Apesar de ser uma cirurgia estética, a lipoaspiração possui algumas particularidades que a tornam um procedimento passível de complicações que podem aumentar a morbimortalidade pós-operatória, principalmente em relação a infiltração, volume aspirado, técnica e condições clínicas do paciente. 

Devido a isso, é necessário que o profissional anestesista e a equipe cirúrgica fiquem atentos a certos protocolos e critérios tanto no período pré-operatório, perioperatório e pós-operatório, para minimizar a ocorrência dessas complicações e tornar o procedimento o mais seguro possível. 

lipoaspiração

Pré-operatório

O período pré-operatório é crucial para que o anestesista tenha conhecimento de todo o passado clínico, patológico, medicamentoso e anestésico do paciente para que ajustes e orientações sejam realizados e para traçar a melhor conduta anestésica para cada paciente em particular, minimizando os riscos e reduzindo a morbimortalidade intra e pós-operatória. 
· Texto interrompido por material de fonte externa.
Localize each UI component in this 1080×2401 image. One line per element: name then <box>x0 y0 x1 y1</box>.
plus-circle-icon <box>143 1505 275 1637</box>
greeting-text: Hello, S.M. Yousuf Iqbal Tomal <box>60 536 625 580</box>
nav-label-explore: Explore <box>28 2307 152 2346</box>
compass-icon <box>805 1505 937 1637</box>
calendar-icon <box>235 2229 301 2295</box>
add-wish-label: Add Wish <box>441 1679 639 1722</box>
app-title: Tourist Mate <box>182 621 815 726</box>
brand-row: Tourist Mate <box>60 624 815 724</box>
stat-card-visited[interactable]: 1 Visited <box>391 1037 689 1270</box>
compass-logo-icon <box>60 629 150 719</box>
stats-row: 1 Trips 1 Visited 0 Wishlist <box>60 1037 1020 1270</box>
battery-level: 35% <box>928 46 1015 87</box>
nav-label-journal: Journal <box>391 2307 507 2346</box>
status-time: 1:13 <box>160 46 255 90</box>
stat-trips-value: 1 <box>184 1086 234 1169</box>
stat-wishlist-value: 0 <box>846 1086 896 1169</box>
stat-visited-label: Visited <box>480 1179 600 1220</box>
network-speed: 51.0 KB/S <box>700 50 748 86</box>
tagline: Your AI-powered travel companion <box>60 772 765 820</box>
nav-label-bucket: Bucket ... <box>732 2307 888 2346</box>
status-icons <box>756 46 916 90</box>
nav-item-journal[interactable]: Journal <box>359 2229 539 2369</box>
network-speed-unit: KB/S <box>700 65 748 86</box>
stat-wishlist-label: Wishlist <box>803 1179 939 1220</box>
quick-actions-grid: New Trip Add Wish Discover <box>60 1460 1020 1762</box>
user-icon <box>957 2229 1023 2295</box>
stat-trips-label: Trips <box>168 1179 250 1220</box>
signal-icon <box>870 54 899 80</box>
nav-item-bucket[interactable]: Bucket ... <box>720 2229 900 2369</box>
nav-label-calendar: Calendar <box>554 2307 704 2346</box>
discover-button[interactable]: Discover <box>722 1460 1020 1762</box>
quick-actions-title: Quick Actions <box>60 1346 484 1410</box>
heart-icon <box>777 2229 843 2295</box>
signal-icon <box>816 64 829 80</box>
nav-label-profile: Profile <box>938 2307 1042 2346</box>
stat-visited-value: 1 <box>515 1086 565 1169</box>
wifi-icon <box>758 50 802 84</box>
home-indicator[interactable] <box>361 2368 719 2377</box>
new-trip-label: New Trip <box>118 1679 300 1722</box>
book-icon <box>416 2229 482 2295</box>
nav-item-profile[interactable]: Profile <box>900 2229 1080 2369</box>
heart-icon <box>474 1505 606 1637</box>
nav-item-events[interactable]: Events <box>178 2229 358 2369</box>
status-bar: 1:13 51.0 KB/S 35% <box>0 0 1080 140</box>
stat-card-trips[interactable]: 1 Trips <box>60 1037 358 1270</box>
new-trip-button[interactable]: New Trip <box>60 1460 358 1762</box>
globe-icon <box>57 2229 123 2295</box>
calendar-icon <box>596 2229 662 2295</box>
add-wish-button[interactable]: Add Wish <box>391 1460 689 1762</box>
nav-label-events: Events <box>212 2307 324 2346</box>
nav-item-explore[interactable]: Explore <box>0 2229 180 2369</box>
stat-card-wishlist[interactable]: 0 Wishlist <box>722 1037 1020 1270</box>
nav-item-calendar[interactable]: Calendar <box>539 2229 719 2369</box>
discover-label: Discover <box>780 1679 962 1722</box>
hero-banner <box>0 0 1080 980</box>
Durante a anamnese da consulta pré-anestésica, o profissional anestesista deve indagar sobre a presença de patologias como asma, bronquite, hipertensão, diabetes, alergia a alguma medicação ou alimentos, problemas cardíacos ou pulmonares, função renal e sistema endócrino e neurológico. Se o paciente for tabagista, deve-se orientar que ele pare de fumar entre seis e oito semanas antes do procedimento. Caso não seja possível, que pelo menos permaneça 24 horas antes da cirurgia, sem uso de tabaco. 

Muito importante, também, reconhecer as medicações que o paciente faz uso regularmente, pois algumas precisam ser suspensas, como por exemplo: 

Inibidores de apetite: muitos pacientes submetidos à lipoaspiração fazem uso de inibidores de apetite para ajudar na redução do peso, esses medicamentos devem ser suspensos por pelo menos 14 dias antes do procedimento, pois promovem uma hiper estimulação simpática, aumentando os neurotransmissores na fenda sináptica, levando a hipertensão, taquicardia e arritmias. 

Hipoglicemiantes orais: devem ser suspensos no dia da cirurgia e substituídos pelo uso de insulina conforme esquema de glicemia, já os pacientes usuários de insulina devem ter as suas doses ajustadas de acordo com o jejum. 

Antidepressivos inibidores da MAO: devem ser suspensos 15 dias antes do procedimento, pois promovem uma resposta exagerada às medicações simpaticomiméticas. Os que não inibem a MAO podem permanecer.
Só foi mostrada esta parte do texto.